2) One of the Paschal verses from Psalm 67 says "Let God arise and let his enemies be scattered." God must have had some enemies at the Orthros this morning because after we processed outside to read the Gospel, chant the first "Christ is Risen" of this Paschal year and reenter the church, I notice that our ranks had thinned a little. It wasn't a lot but it was noticeable. The church was packed for people to light their candle during "Dhefte lavete phos" (Come take light) with no open seats in sight, but for the rest of the Orthros proceeding into the Divine Liturgy, I saw some empty spaces. I hope it wasn't the chanting that scared them off!

3) The Gospel read at Matins is from the end of St. Mark which ends with the women being afraid. Many have lamented that this should be the Orthros Gospel and should be replaced with something from Matthew or Luke or John instead that has more joy. But this is completely appropriate. We should be in a state of fear. Our Lord has just been crucified and buried and harrowed Hades. Those things should be frightening because they should never have happened. But such is the God we have, a God who has ALWAYS gone to great extraordinary means to recall His chosen people to Himself. That should inspire us with fear. At the same time, immediately after reading this Gospel, the Priest chants the first "Christ is Risen" alleviating our fear and changing it into joy just like it did for the women and the Disciples.

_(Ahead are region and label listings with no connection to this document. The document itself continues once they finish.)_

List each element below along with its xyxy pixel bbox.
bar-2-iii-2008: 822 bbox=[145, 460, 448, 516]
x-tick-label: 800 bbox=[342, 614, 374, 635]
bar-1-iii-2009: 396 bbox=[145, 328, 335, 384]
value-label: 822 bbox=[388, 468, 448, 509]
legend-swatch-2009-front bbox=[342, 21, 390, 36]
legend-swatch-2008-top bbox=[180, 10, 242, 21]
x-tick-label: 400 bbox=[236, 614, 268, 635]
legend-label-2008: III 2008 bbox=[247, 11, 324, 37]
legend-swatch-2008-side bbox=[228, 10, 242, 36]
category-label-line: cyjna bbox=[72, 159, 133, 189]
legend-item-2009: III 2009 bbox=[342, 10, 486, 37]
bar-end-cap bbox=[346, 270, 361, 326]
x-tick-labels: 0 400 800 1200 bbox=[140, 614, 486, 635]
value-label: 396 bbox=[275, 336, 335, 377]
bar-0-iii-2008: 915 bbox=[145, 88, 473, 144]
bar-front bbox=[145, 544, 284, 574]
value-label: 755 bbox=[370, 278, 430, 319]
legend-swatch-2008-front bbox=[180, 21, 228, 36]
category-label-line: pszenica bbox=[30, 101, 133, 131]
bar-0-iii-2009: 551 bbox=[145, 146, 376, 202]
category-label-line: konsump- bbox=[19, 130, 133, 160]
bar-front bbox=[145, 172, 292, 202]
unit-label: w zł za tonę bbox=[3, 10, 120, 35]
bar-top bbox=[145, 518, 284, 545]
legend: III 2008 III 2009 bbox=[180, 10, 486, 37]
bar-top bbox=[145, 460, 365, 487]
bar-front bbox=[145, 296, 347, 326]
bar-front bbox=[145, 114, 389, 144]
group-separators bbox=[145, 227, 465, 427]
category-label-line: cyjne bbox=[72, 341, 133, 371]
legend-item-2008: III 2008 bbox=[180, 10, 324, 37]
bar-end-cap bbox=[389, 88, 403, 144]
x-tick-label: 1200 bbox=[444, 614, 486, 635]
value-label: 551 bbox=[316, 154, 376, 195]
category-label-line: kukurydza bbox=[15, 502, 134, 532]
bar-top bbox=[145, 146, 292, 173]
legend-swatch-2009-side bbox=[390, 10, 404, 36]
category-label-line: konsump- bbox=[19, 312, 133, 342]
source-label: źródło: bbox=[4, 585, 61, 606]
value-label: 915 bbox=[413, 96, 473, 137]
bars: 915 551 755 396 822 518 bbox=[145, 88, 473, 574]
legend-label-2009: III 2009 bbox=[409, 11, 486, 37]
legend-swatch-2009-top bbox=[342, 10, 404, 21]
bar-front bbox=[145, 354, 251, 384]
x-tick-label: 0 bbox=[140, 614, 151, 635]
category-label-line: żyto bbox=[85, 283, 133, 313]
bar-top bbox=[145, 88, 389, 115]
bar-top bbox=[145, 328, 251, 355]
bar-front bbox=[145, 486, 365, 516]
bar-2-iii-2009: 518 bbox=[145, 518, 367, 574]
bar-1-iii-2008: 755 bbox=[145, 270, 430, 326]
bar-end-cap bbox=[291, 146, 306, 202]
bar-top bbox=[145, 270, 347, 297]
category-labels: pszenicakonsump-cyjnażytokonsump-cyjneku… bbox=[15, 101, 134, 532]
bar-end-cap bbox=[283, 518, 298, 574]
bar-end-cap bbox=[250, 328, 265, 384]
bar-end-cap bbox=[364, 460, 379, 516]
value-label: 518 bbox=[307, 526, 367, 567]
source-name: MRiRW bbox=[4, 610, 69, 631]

4) We really need to get a new translation of St. John Chrysostom's Homily for Pascha morning. I don't know where it comes from, but the translation I have heard on Sunday mornings for years is fraught with so many vocabulary errors (some of which are understandable considering how the Greek cannot be rendered into English on a 1:1 basis). Some of the word plays and the natural rhetorical flow are compromised. There's got to be a better way to translate it faithfully while retaining those features. Of course, it would be better if it were just read in Greek, but I know I'm not going to win that battle.

5) Speaking of Greek, I actually got to sneak some in there. I'm sorry, but the Byzantine chant just flows so much more naturally with the Greek words than English. English has too many muted and liquid consonants and so many harsh sounding consonant clusters that not only cause delays in the music (e.g. the "rect" in Resurrection) and just sound harsh. Again, a battle I'm not going to win.

6) We do our vigil in the morning at 5:30 beginning with the Pannychis (Midnight Office). I really wish we would start at 11:00 on Saturday evening or at midnight (like every other Orthodox church does). I think we could get a bigger crowd and even more kids. I think the total number of kids was maybe 15 or so (we have lots more) and 5:30 is too early in the morning. What kid doesn't want the opportunity to stay up late? And if this time does keep kids away what kind of message are we sending?

7) Is it just me or does anyone else especially a let down after the Liturgy is done? I've been waiting for 8 weeks now, fasting, praying and preparing for our Lord's resurrection and finally it has arrived and this morning was joyous as it should be. But it has come and gone so fast. I know we still celebrate the feast for 40 days but I wonder if "Christ is Risen" will start to sound hollow by next Saturday evening. I already miss my Triodion.


  1. If "Christ is Risen" ever begins to sound hollow, let alone by next Saturday, it will mean something is quite wrong, wrong enough to consult your spiritual father about.

    You can always fast (except this week) and pray and prepare for the Resurrection. So what's to miss?

    1. I hope it doesn't come to that, Anastasia. Maybe I'm worried for nothing.

      But what's to miss? Triodion and Holy Week and Pascha. I know we replicate Pascha in minature form on Sundays throughout the year, but there's still only one Pascha.